If we similarly define "addiction treatment" as anything that improves the health of the addict, then harm reduction measures, including Insite, would fall under the rubric of treatment.

The United Nations Office on Drugs and Crime, which has not always been supportive of harm reduction, noted as much in a 2002 report: If "the purpose of treatment is not only to cure a pathology, but also to reduce the suffering associated with it (like in severe pain-management), then reducing IV drug abusers' exposure to pathogen agents often associated with their abuse patterns (like those causing HIV-AIDS, or Hepatitis B) should perhaps be considered as treatment."

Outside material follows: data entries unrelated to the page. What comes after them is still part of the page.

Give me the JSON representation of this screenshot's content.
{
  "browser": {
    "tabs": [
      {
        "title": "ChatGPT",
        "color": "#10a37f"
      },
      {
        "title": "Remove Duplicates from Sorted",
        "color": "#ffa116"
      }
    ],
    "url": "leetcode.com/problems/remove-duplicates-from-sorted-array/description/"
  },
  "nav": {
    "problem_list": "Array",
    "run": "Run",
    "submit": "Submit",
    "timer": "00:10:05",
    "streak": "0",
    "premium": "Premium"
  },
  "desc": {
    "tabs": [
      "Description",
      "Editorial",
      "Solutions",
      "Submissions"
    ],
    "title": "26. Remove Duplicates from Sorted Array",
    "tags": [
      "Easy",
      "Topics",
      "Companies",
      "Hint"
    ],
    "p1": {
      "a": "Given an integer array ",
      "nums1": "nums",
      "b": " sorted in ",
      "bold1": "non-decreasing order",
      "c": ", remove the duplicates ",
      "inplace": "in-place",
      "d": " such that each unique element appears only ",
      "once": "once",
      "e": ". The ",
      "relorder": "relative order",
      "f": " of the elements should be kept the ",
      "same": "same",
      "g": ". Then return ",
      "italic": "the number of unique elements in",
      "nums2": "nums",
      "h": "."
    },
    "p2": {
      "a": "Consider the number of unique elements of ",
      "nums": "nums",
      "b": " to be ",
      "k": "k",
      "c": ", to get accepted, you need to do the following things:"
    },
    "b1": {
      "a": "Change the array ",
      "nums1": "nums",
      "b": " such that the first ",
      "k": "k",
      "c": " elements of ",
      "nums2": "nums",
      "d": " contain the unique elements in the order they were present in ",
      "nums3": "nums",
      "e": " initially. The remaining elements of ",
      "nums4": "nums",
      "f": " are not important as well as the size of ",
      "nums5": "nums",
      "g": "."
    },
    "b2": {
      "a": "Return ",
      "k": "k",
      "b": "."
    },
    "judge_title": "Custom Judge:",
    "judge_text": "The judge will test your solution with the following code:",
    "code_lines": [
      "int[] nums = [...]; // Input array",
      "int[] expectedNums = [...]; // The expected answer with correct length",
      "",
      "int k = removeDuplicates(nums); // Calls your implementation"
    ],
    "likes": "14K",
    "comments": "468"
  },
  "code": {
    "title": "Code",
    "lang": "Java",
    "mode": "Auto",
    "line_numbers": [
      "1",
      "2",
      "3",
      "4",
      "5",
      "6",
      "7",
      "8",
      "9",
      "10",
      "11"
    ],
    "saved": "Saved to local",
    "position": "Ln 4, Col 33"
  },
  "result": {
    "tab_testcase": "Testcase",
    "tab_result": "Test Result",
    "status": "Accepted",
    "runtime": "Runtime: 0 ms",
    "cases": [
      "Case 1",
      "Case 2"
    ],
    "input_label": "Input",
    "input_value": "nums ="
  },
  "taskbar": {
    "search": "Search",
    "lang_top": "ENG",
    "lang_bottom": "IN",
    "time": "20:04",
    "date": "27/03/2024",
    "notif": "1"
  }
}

The mention of pathogens is important because it reveals that there is no sharp distinction between harm reduction and prevention, either. For if Insite reduces the transmission of blood-borne infections, then it is acting as a powerful agent in preventing the spread of disease. Treatment can also act as a form of prevention, as highly active anti-retroviral therapy (HAART) renders HIV-AIDS patients less infectious and thereby helps prevent transmission of the virus.

All of this suggests that by treating prevention, treatment and harm reduction as separate concepts, we are making false distinctions. It is now time to move beyond this way of thinking, and to fully integrate the concepts we use in addressing substance abuse.

And this is why Justice Pitfield's judgment is so important. While Pitfield did not declare Insite a form of treatment because it didn't involve "using controlled substances as an antidote for an illness," his recognition that Insite is a form of health care should helps us to move from four pillars to just one -- that which improves the health of Canada's most vulnerable citizens.